Shooter (2007)
- michemar

- 30 mar 2022
- Tempo di lettura: 2 min
Aggiornamento: 10 ott 2025

Shooter
USA 2007 azione 2h4’
Regia: Antoine Fuqua
Soggetto: Stephen Hunter (romanzo)
Sceneggiatura: Jonathan Lemkin
Fotografia: Peter Menzies Jr.
Montaggio: Conrad Buff, IV, Eric A. Sears
Musiche: Mark Mancina
Scenografia: J. Dennis Washington
Costumi: Ha Nguyen
Mark Wahlberg: Bob Lee Swagger
Kate Mara: Sarah Fenn
Danny Glover: col. Isaac Johnson
Michael Peña: Nick Memphis
Elias Koteas: Jack Payne
Rhona Mitra: Alourdes Galindo
Ned Beatty: sen.

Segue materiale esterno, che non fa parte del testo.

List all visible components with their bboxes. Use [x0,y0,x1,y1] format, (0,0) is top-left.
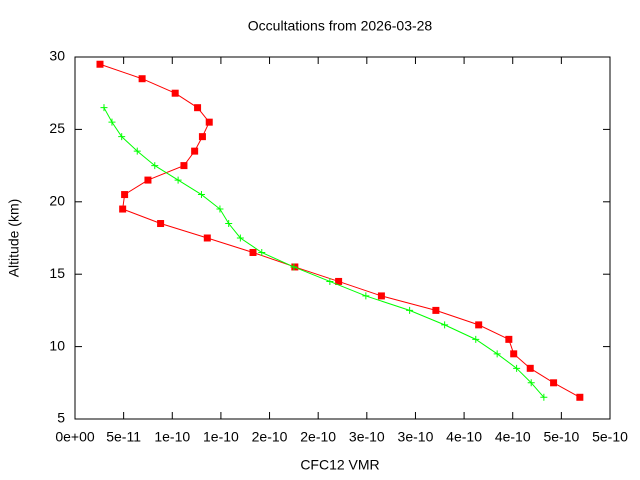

Charles F. Meachum
Jonathan Walker: Louis Dobbler
Justin Louis: Howard Purnell
Rade Šerbedžija: Michael Sandor
Tate Donovan: Russ Turner
TRAMA: Bob Lee Swagger è un ex tiratore scelto dell'esercito americano che si è ritirato in seguito a una missione andata storta in cui sono morti dei civili e che ha accettato di tornare a servire la patria per sventare un attentato al Presidente. L'incarico è però un tranello che cela oscuri giochi di potere e Swagger si trasforma in bersaglio: viene infatti accusato di essere un terrorista e inizia così una tremenda caccia all'uomo.
Voto 6

Bob Lee Swagger, ex tiratore scelto dei marines, si è ritirato in montagna come lo Schwarzenegger di Commando, ma un vecchio colonnello lo stana e lo convince a tornare in azione per l'ultima volta. Deve aiutare l'FBI a sventare un attentato al Presidente. L'attentato invece accade proprio sotto i suoi occhi, solo che a morire è un vescovo africano e la polizia cerca di far fuori il nostro eroe accusandolo come si trattasse del cecchino. Un mistero che lui stesso deve risolvere alla sua maniera.


Traendo il meglio dal succitato personaggio di Schwarzenegger e sfruttando la vivacità e l’azione di un personaggio riuscito come Jason Bourne, l’esperto Antoine Fuqua, capace di ottimi film ma anche di produrne meno pregevoli, impianta una trama con un marine ritiratosi nell’isolamento della montagna, agenti dell’FBI che cospirano, il classico caso dell’attentato al Presidente degli USA, armi di precisione, corpi speciali ed infine un protagonista che pare un novello Rambo, però più riflessivo, meno istintivo, pensante insomma.


Il corpo giusto, muscoloso e scattante, è quello in gran forma di Mark Wahlberg, il tiratore di grande precisione che si troverà presto nei guai. Un personaggio tosto e solitario che negli USA, all’uscita del film, fu definito (un pregio? forse) “un Rambo pensante”.


Un buon discreto film d’azione che vede un buonissimo cast in cui emerge il compianto Ned Beatty nel ruolo del capo dei cattivi, recitato come sapevano fare una volta nella grande Hollywood.